Suspected Training Data Sources

  • Widely shared belief that the model was trained heavily on subtitle tracks from:
    • Movies and TV (including fansubs and community subtitles).
    • YouTube-style content and other online videos.
  • Silent credit-roll segments often contain translator or channel credits instead of “[silence]”, so silence in training data is frequently paired with such strings.
  • Some commenters suggest specific subtitle sites and torrent-associated subtitles; others note there are also large “public” subtitle corpora.

Technical Cause: Overfitting vs Garbage Data

  • One camp calls this classic overfitting: the model learns spurious correlations (silence → credits) that hurt generalization.
  • Another camp says it’s primarily bad labeling / classification: silence is inconsistently labeled or not labeled at all, so the model has no clean “silence → nothing” pattern to learn.
  • Several note both can be true: dirty data causes the model to overfit to noise.
  • Broader point: the model can’t recognize “I don’t know” and instead picks the most likely learned pattern.

Mitigations and Usage Patterns

  • Many practitioners say Whisper is usable only with strong preprocessing:
    • Voice Activity Detection (VAD) or silence trimming before feeding audio.
    • Some commercial and open-source pipelines (e.g., WhisperX, faster-whisper with VAD) significantly reduce hallucinations.
  • Suggestions include small classifier models to detect hallucinations, simple silence detection, and post-filters to strip known credit phrases.

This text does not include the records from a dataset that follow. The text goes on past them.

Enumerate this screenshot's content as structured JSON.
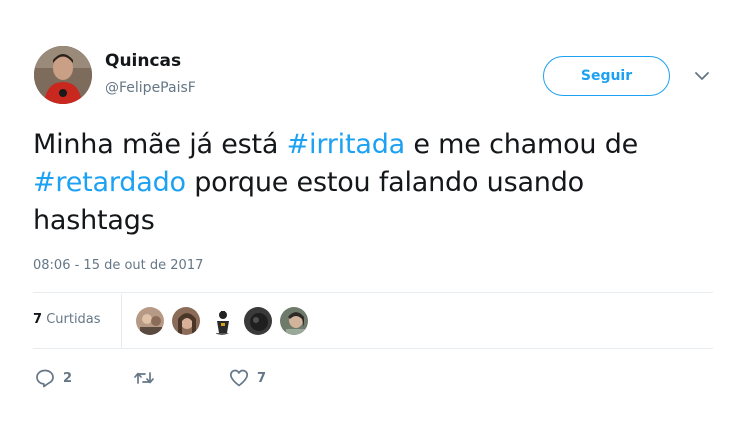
{
  "author": {
    "name": "Quincas",
    "handle": "@FelipePaisF"
  },
  "follow_button": {
    "label": "Seguir"
  },
  "tweet": {
    "text_parts": [
      {
        "text": "Minha mãe já está ",
        "hashtag": false
      },
      {
        "text": "#irritada",
        "hashtag": true
      },
      {
        "text": " e me chamou de ",
        "hashtag": false
      },
      {
        "text": "#retardado",
        "hashtag": true
      },
      {
        "text": " porque estou falando usando hashtags",
        "hashtag": false
      }
    ],
    "timestamp": "08:06 - 15 de out de 2017"
  },
  "stats": {
    "likes_count": "7",
    "likes_label": "Curtidas"
  },
  "likers": [
    {
      "icon": "liker-avatar-1",
      "color": "#b79a86"
    },
    {
      "icon": "liker-avatar-2",
      "color": "#8a6c58"
    },
    {
      "icon": "liker-avatar-3",
      "color": "#ffffff"
    },
    {
      "icon": "liker-avatar-4",
      "color": "#3a3a3a"
    },
    {
      "icon": "liker-avatar-5",
      "color": "#6e7a6a"
    }
  ],
  "actions": {
    "reply_count": "2",
    "retweet_count": "",
    "like_count": "7"
  },
  "colors": {
    "accent": "#1da1f2",
    "muted": "#657786",
    "text": "#14171a",
    "divider": "#e6ecf0"
  }
}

Copyright, Piracy, and Fair Use Debate

  • Strong suspicion that training corpora include pirated or unofficial content (fansubs, torrent subtitles, paywalled books and media).
  • Long debate over:
    • Distinction between training as potential “fair use” vs illegally acquiring the material.
    • Perceived double standard: individuals fined for torrenting vs AI companies scraping and pirating at massive scale.
    • Ongoing lawsuits and preliminary rulings where training itself may be fair use, but obtaining pirated data is not.

Broader Takeaways about AI Limits

  • Many see this as evidence that these systems are pattern matchers, not reasoners: they confidently hallucinate plausible text in edge cases like silence.
  • Commenters stress that “garbage in, garbage out” and poor data cleaning can surface directly in model behavior, sometimes in amusing, sometimes in legally risky ways.